Shortly after 10.35 am, the coffin left Westminster Hall where it was One last member of the audience lined up overnight to see the Queen lying in state.
The Queen’s children walked behind the coffin, which was carried on a cannon cart in a military procession.
Inside Westminster Abbey, the King and Queen walked directly behind the coffin, followed by the Princess Royal and her husband, Vice Admiral Sir Timothy Lawrence, Duke of York, Earl and Countess of Wessex, and the Prince and Princess of Wales.
George and Charlotte walking behind the coffin
Prince George and Princess Charlotte were accompanied by their parents, followed by their uncle and aunt, the Duke and Duchess of Sussex, and other members of the royal family.
Prior to the service, the Princess of Wales was seen holding Charlotte’s hand, giving her a reassuring touch on her shoulder.
As the little ones were walking behind their grandmother’s coffin, Charlotte clasped her hands in front of her and George had his hands beside him.
The Dean of Windsor told the devotees: “Here, where Queen Elizabeth has been married and crowned, we gather from all parts of the nation, of the Commonwealth, and of the nations of the world, to mourn our loss, and remember her long and selfless service, and with confidence to oblige her to the mercy of God our Creator and Redeemer.”
was the king about to cry During the funeral, the Countess of Wessex was seen blinking her eyes.
The wreath on top of the sarcophagus included flowers requested by King Charles and cut from the gardens of Buckingham Palace, Clarence House, and Highgrove House.
State trumpeters from the Home Cavalry sounded the last post followed by two minutes of silence across the country, then the national anthem was sung by devotees.
Crowds gather for a historic parade
Crowds in the London Mall spontaneously applaud after the national anthem was played.

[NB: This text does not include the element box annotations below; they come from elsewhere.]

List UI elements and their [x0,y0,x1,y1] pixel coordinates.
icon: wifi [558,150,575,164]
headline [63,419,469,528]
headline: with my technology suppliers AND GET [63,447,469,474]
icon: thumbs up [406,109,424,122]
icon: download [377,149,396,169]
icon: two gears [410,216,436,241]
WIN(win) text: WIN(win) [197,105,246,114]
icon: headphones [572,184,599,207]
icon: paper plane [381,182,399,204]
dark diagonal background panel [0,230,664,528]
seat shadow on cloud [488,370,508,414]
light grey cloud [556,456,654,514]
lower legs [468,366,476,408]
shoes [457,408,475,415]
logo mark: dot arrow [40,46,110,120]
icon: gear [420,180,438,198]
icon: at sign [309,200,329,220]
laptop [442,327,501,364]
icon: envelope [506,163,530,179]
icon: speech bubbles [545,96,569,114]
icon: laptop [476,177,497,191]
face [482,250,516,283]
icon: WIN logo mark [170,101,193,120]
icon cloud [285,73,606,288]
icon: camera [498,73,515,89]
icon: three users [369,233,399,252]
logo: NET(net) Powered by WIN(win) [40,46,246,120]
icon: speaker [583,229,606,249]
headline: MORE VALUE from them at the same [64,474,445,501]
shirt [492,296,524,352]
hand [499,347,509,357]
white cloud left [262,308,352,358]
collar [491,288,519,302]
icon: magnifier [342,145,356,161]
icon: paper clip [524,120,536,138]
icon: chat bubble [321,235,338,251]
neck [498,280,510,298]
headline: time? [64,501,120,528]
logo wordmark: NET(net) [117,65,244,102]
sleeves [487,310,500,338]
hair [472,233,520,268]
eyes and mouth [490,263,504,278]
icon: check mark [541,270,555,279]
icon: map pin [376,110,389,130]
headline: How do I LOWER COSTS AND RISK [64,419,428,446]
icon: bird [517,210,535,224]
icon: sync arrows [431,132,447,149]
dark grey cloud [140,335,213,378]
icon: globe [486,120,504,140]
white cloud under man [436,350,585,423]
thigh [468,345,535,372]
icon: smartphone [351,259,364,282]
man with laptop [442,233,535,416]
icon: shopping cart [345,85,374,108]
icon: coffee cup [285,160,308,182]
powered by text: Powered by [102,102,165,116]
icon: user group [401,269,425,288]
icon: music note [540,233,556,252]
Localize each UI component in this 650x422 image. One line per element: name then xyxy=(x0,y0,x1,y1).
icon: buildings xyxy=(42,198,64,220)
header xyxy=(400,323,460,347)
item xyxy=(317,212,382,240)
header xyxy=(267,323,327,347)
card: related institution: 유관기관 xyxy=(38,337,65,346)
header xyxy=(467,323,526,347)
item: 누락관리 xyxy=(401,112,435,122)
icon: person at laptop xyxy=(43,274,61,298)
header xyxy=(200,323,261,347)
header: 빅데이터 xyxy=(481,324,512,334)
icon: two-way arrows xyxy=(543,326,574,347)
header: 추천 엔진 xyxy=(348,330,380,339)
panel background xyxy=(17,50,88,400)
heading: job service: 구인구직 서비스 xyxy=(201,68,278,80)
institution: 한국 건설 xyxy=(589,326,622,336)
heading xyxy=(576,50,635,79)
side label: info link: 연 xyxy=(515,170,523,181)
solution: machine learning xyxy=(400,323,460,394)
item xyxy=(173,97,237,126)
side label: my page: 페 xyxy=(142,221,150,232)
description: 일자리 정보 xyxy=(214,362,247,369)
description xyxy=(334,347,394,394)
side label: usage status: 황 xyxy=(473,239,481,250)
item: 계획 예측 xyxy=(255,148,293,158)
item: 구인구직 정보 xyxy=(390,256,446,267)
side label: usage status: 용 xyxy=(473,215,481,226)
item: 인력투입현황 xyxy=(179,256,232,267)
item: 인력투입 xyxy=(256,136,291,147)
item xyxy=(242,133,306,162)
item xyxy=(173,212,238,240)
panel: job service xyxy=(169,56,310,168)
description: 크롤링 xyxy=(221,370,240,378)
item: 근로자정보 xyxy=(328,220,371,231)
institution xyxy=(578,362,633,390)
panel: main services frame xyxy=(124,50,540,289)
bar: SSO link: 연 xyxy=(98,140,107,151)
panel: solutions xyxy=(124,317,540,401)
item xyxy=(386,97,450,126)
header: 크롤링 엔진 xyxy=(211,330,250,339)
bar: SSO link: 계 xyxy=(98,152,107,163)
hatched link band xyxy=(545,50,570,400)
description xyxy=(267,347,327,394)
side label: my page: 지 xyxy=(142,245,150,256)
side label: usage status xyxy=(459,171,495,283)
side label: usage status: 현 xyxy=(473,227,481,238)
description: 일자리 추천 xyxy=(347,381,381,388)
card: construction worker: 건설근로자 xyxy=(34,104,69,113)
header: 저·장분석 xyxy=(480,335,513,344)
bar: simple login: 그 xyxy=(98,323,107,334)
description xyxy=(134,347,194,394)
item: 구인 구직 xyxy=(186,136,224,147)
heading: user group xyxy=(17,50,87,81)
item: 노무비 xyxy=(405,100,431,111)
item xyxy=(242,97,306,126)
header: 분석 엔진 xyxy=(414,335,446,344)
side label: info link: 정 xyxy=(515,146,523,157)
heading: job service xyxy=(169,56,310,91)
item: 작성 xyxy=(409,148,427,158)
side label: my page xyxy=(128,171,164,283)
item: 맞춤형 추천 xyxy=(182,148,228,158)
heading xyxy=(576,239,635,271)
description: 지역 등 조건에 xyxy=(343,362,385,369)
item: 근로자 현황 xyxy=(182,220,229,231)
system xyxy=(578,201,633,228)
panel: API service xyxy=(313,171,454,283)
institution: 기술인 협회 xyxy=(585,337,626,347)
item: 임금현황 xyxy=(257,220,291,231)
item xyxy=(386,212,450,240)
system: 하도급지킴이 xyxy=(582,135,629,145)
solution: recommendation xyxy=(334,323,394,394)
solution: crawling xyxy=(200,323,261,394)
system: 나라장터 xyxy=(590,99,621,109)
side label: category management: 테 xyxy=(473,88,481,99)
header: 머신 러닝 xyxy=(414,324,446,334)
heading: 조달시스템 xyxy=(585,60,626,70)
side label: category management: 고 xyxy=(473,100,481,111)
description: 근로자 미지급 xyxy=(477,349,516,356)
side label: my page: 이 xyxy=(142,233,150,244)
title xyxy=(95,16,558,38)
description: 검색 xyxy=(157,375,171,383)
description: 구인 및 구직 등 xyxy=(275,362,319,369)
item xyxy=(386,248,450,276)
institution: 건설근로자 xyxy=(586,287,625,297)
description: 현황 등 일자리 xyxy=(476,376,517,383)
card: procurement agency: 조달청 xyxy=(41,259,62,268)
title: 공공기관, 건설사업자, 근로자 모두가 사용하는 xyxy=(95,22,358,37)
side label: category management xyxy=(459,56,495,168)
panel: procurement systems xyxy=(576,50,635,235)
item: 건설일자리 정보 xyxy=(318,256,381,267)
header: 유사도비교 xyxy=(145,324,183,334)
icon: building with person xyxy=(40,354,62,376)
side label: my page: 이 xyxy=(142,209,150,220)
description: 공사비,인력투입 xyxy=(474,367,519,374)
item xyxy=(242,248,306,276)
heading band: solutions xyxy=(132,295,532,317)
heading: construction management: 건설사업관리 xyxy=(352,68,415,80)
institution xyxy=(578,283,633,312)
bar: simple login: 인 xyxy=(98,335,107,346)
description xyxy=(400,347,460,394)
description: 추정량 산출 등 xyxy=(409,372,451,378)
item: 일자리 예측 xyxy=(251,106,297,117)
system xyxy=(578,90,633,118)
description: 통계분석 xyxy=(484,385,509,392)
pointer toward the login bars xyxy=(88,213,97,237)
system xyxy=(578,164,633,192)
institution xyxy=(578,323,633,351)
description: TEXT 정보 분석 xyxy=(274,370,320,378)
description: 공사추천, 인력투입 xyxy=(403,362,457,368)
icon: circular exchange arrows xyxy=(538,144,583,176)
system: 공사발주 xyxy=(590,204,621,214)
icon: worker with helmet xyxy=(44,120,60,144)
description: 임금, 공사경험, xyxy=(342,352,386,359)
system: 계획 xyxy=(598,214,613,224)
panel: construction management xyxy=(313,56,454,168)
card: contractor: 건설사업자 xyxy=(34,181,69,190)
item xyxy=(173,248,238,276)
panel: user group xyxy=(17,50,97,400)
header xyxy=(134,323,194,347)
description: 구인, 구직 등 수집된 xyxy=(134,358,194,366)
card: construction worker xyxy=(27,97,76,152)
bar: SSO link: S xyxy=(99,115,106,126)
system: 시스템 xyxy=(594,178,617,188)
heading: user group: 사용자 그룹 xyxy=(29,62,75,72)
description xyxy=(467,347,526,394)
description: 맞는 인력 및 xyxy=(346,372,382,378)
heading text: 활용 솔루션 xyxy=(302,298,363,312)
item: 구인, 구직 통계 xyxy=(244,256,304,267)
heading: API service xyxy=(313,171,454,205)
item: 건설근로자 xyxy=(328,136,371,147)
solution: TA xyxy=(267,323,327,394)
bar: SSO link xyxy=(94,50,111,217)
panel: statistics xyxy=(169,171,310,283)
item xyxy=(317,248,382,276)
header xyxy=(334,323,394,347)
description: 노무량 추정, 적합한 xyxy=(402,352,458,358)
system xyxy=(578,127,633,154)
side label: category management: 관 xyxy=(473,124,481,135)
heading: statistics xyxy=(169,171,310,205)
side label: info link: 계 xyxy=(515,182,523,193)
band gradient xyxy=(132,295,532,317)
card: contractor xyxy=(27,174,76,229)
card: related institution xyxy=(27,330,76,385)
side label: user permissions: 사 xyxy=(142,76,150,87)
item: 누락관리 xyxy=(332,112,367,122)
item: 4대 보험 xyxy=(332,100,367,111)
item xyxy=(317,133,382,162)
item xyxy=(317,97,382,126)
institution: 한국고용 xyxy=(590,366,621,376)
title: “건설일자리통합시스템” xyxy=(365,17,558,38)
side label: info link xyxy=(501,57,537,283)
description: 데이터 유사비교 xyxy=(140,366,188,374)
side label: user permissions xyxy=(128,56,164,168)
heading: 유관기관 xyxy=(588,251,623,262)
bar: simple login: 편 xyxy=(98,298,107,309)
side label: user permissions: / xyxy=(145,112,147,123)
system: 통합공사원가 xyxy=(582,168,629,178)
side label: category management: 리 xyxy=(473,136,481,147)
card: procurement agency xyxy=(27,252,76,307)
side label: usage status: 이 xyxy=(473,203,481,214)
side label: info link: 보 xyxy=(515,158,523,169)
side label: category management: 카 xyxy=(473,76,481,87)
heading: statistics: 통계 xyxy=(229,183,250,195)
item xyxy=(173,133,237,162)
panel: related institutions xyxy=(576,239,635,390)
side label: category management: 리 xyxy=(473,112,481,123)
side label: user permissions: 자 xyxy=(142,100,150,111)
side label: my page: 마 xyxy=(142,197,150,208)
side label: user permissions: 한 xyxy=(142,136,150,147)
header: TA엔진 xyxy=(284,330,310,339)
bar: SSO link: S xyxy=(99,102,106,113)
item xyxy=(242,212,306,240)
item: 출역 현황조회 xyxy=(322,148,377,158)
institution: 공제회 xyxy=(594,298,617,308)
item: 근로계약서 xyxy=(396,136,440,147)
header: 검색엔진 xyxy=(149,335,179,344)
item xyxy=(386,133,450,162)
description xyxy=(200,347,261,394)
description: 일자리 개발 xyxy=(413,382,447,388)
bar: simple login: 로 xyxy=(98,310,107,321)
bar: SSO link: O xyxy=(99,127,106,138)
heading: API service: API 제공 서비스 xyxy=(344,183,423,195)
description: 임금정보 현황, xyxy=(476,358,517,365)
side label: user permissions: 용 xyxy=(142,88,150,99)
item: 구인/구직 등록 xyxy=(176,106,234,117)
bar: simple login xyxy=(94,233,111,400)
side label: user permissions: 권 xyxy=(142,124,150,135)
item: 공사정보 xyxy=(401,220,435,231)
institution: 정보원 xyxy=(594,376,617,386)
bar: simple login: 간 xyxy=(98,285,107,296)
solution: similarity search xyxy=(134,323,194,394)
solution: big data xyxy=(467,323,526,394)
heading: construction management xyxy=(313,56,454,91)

Tens of thousands of mourners lined the ceremonial procession route from the Abbey to Wellington Arch, where the Queen’s coffin left for Windsor Castle.
In a poignant gesture, staff from Buckingham Palace stood outside the gates of the royal residence and watched the late king pass by.
Behind her coffin were the King and his brothers – the Princess Royal, Duke of York and Earl of Wessex – who were followed by the King’s three grandchildren, Peter Phillips, Duke of Sussex and Prince of Wales.
She traveled behind in state limousines the Princess of Wales and her children George and Charlotte, the Queen Consort, the Duchess of Sussex and Countess of Wessex.
After the Queen’s coffin was carried to the state lighthouse in Wellington Arch, flowers were thrown into the road by members of the public watching from behind the fence.
London City Council said all public viewing areas for the funeral procession were full about two hours before service began.
The The Queen passed away on Thursday, September 8 At the age of 96, she ended her 70-year reign and launched a period of national mourning.